All the healthy milk-drinking populations studied by Dr. Price subsisted on raw milk, raw cultured milk or raw cheese from normal animals eating fresh grass or fodder. It is very difficult to find this kind of milk in America. In California and Georgia, raw milk was formerly available in health food stores. Intense harassment by state sanitation authorities has all but driven raw milk from the market in these states, in spite of the fact that it is technically legal. Even when available, this milk suffers from the same drawbacks as most supermarket milk — it comes from freak-pituitary cows, often raised in crowded barns on inappropriate feed. In some states you can buy raw milk at the farm. If you can find a farmer who will sell you raw milk from old fashioned Jersey or Guernsey cows, allowed to feed on fresh pasturage, then by all means avail yourself of this source. Some stores now carry pasteurized, but not homogenized, milk from cows raised on natural feed. Such milk may be used to make cultured milk products such as kefir, yoghurt, cultured buttermilk and cultured cream.

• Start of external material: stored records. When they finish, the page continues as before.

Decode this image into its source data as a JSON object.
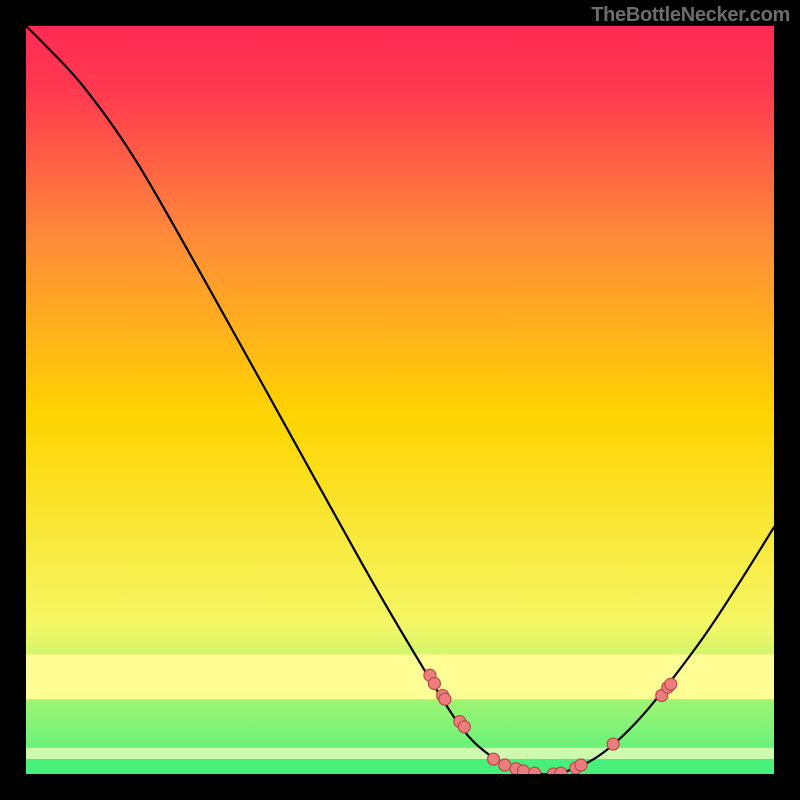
{
  "watermark": "TheBottleNecker.com",
  "chart_data": {
    "type": "line",
    "title": "",
    "xlabel": "",
    "ylabel": "",
    "xlim": [
      0,
      100
    ],
    "ylim": [
      0,
      100
    ],
    "curve": [
      {
        "x": 0.0,
        "y": 100.0
      },
      {
        "x": 3.0,
        "y": 97.0
      },
      {
        "x": 8.0,
        "y": 91.5
      },
      {
        "x": 15.0,
        "y": 81.5
      },
      {
        "x": 25.0,
        "y": 64.0
      },
      {
        "x": 35.0,
        "y": 46.0
      },
      {
        "x": 45.0,
        "y": 28.0
      },
      {
        "x": 52.0,
        "y": 16.0
      },
      {
        "x": 58.0,
        "y": 6.5
      },
      {
        "x": 62.0,
        "y": 2.5
      },
      {
        "x": 66.0,
        "y": 0.5
      },
      {
        "x": 70.0,
        "y": 0.0
      },
      {
        "x": 74.0,
        "y": 1.0
      },
      {
        "x": 78.0,
        "y": 3.5
      },
      {
        "x": 83.0,
        "y": 8.5
      },
      {
        "x": 90.0,
        "y": 17.5
      },
      {
        "x": 95.0,
        "y": 25.0
      },
      {
        "x": 100.0,
        "y": 33.0
      }
    ],
    "markers": [
      {
        "x": 54.0,
        "y": 13.2
      },
      {
        "x": 54.6,
        "y": 12.1
      },
      {
        "x": 55.7,
        "y": 10.5
      },
      {
        "x": 56.0,
        "y": 10.0
      },
      {
        "x": 58.0,
        "y": 7.0
      },
      {
        "x": 58.6,
        "y": 6.3
      },
      {
        "x": 62.5,
        "y": 2.0
      },
      {
        "x": 64.0,
        "y": 1.2
      },
      {
        "x": 65.5,
        "y": 0.7
      },
      {
        "x": 66.5,
        "y": 0.4
      },
      {
        "x": 68.0,
        "y": 0.1
      },
      {
        "x": 70.5,
        "y": 0.0
      },
      {
        "x": 71.5,
        "y": 0.1
      },
      {
        "x": 73.5,
        "y": 0.8
      },
      {
        "x": 74.2,
        "y": 1.2
      },
      {
        "x": 78.5,
        "y": 4.0
      },
      {
        "x": 85.0,
        "y": 10.5
      },
      {
        "x": 85.8,
        "y": 11.6
      },
      {
        "x": 86.2,
        "y": 12.0
      }
    ],
    "highlight_band": {
      "y_from": 10.0,
      "y_to": 16.0,
      "color": "#fffe94",
      "alpha": 1.0
    },
    "good_band": {
      "y_from": 0.0,
      "y_to": 2.0,
      "color": "#46f07a",
      "alpha": 1.0
    },
    "bg_gradient": {
      "top": "#ff2a55",
      "mid": "#ffd400",
      "bot": "#4df17f"
    },
    "marker_style": {
      "fill": "#ed7d7d",
      "stroke": "#b74a4a",
      "r": 6
    },
    "line_style": {
      "stroke": "#000000",
      "width": 2.2
    }
  }
}
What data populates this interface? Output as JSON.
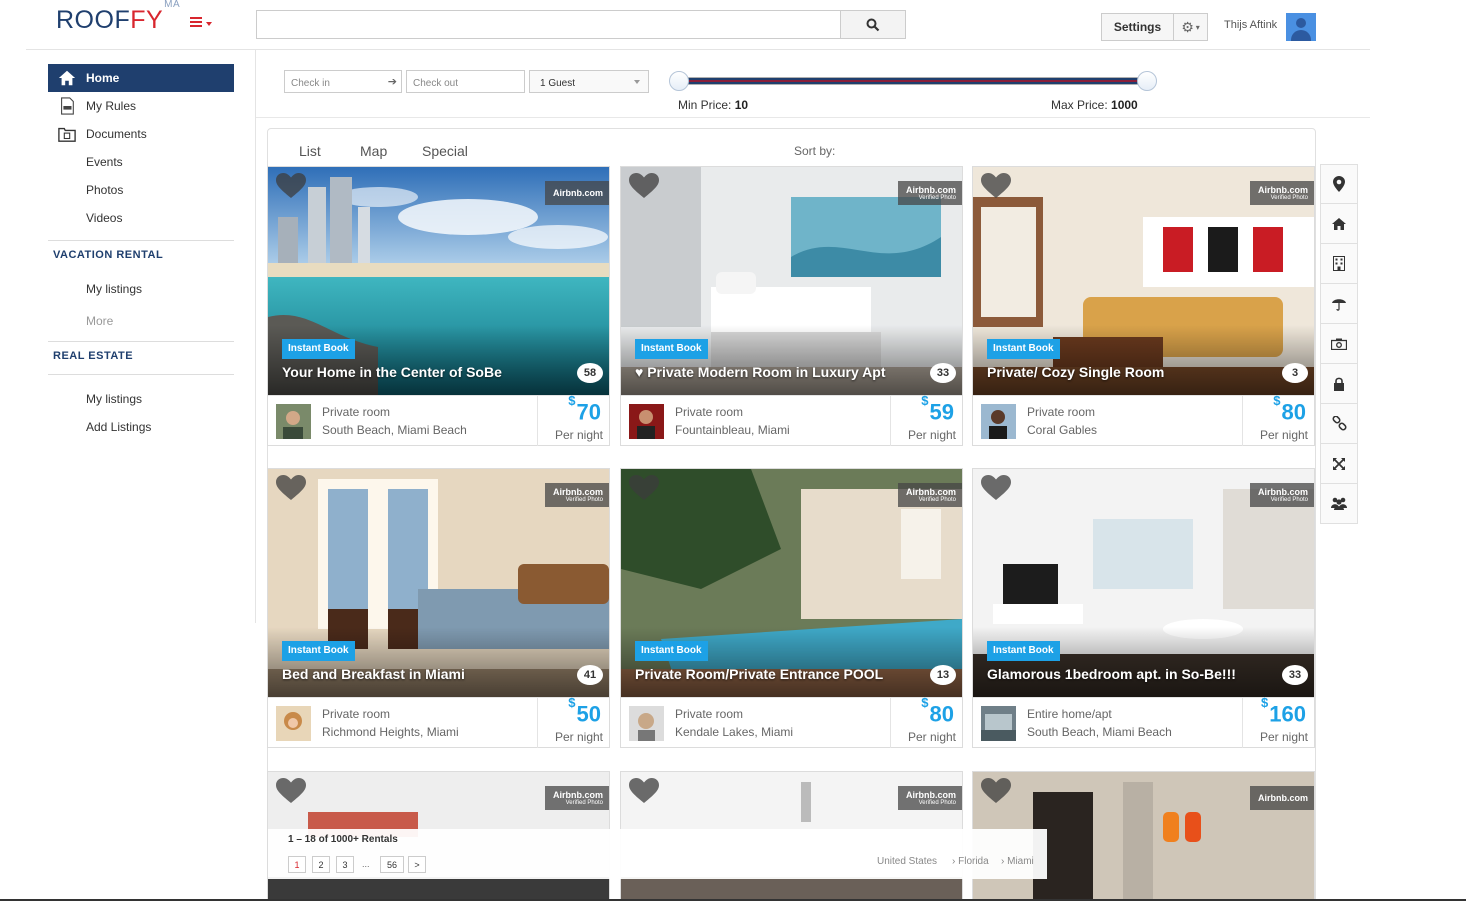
{
  "header": {
    "logo_main": "ROOF",
    "logo_accent": "FY",
    "logo_sup": "MA",
    "search_placeholder": "",
    "settings_label": "Settings",
    "user_name": "Thijs Aftink"
  },
  "sidebar": {
    "main_items": [
      {
        "label": "Home",
        "icon": "home-icon"
      },
      {
        "label": "My Rules",
        "icon": "document-icon"
      },
      {
        "label": "Documents",
        "icon": "folder-icon"
      },
      {
        "label": "Events"
      },
      {
        "label": "Photos"
      },
      {
        "label": "Videos"
      }
    ],
    "vacation_heading": "VACATION RENTAL",
    "vacation_items": [
      {
        "label": "My listings"
      },
      {
        "label": "More"
      }
    ],
    "realestate_heading": "REAL ESTATE",
    "realestate_items": [
      {
        "label": "My listings"
      },
      {
        "label": "Add Listings"
      }
    ]
  },
  "filters": {
    "checkin_placeholder": "Check in",
    "checkout_placeholder": "Check out",
    "guests": "1 Guest",
    "min_price_label": "Min Price:",
    "min_price": "10",
    "max_price_label": "Max Price:",
    "max_price": "1000"
  },
  "tabs": {
    "list": "List",
    "map": "Map",
    "special": "Special",
    "sort_by": "Sort by:"
  },
  "rail_icons": [
    "map-marker-icon",
    "home-icon",
    "building-icon",
    "umbrella-icon",
    "camera-icon",
    "lock-icon",
    "link-icon",
    "expand-icon",
    "users-icon"
  ],
  "badges": {
    "instant_book": "Instant Book",
    "airbnb": "Airbnb.com",
    "verified": "Verified Photo",
    "per_night": "Per night",
    "currency": "$"
  },
  "listings": [
    {
      "title": "Your Home in the Center of SoBe",
      "reviews": "58",
      "type": "Private room",
      "location": "South Beach, Miami Beach",
      "price": "70",
      "instant": true,
      "verified": false
    },
    {
      "title": "♥ Private Modern Room in Luxury Apt",
      "reviews": "33",
      "type": "Private room",
      "location": "Fountainbleau, Miami",
      "price": "59",
      "instant": true,
      "verified": true
    },
    {
      "title": "Private/ Cozy Single Room",
      "reviews": "3",
      "type": "Private room",
      "location": "Coral Gables",
      "price": "80",
      "instant": true,
      "verified": true
    },
    {
      "title": "Bed and Breakfast in Miami",
      "reviews": "41",
      "type": "Private room",
      "location": "Richmond Heights, Miami",
      "price": "50",
      "instant": true,
      "verified": true
    },
    {
      "title": "Private Room/Private Entrance POOL",
      "reviews": "13",
      "type": "Private room",
      "location": "Kendale Lakes, Miami",
      "price": "80",
      "instant": true,
      "verified": true
    },
    {
      "title": "Glamorous 1bedroom apt. in So-Be!!!",
      "reviews": "33",
      "type": "Entire home/apt",
      "location": "South Beach, Miami Beach",
      "price": "160",
      "instant": true,
      "verified": true
    }
  ],
  "pager": {
    "count": "1 – 18 of 1000+ Rentals",
    "pages": [
      "1",
      "2",
      "3",
      "...",
      "56",
      ">"
    ],
    "breadcrumb": [
      "United States",
      "Florida",
      "Miami"
    ]
  },
  "colors": {
    "brand_navy": "#1f3f6e",
    "brand_red": "#d8262e",
    "accent_blue": "#1da1e6"
  }
}
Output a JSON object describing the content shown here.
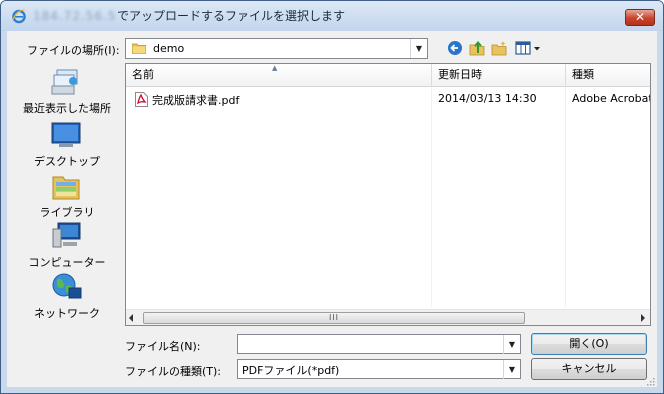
{
  "window": {
    "host_blurred": "184.72.56.5",
    "title": "でアップロードするファイルを選択します",
    "close_label": "✕"
  },
  "lookin": {
    "label": "ファイルの場所(I):",
    "value": "demo"
  },
  "places": [
    {
      "label": "最近表示した場所",
      "icon": "recent-places-icon"
    },
    {
      "label": "デスクトップ",
      "icon": "desktop-icon"
    },
    {
      "label": "ライブラリ",
      "icon": "libraries-icon"
    },
    {
      "label": "コンピューター",
      "icon": "computer-icon"
    },
    {
      "label": "ネットワーク",
      "icon": "network-icon"
    }
  ],
  "columns": [
    "名前",
    "更新日時",
    "種類"
  ],
  "files": [
    {
      "name": "完成版請求書.pdf",
      "modified": "2014/03/13 14:30",
      "type": "Adobe Acrobat"
    }
  ],
  "scrollbar": {
    "thumb_grip": "III"
  },
  "bottom": {
    "filename_label": "ファイル名(N):",
    "filename_value": "",
    "filetype_label": "ファイルの種類(T):",
    "filetype_value": "PDFファイル(*pdf)",
    "open_label": "開く(O)",
    "cancel_label": "キャンセル"
  }
}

Traditionally cultured buttermilk, which is low in casein but high in lactic acid, is often well tolerated by those with milk allergies, and gives excellent results when used to soak whole grain flours for baking. If you cannot find good quality raw milk, you should limit your consumption of milk products to cultured milk, cultured buttermilk, whole milk yoghurt, butter, cream and raw cheeses. Raw cheese ia available in all states. Much imported cheese is raw — look for the words “milk” or “fresh milk” on the label — and of very high quality.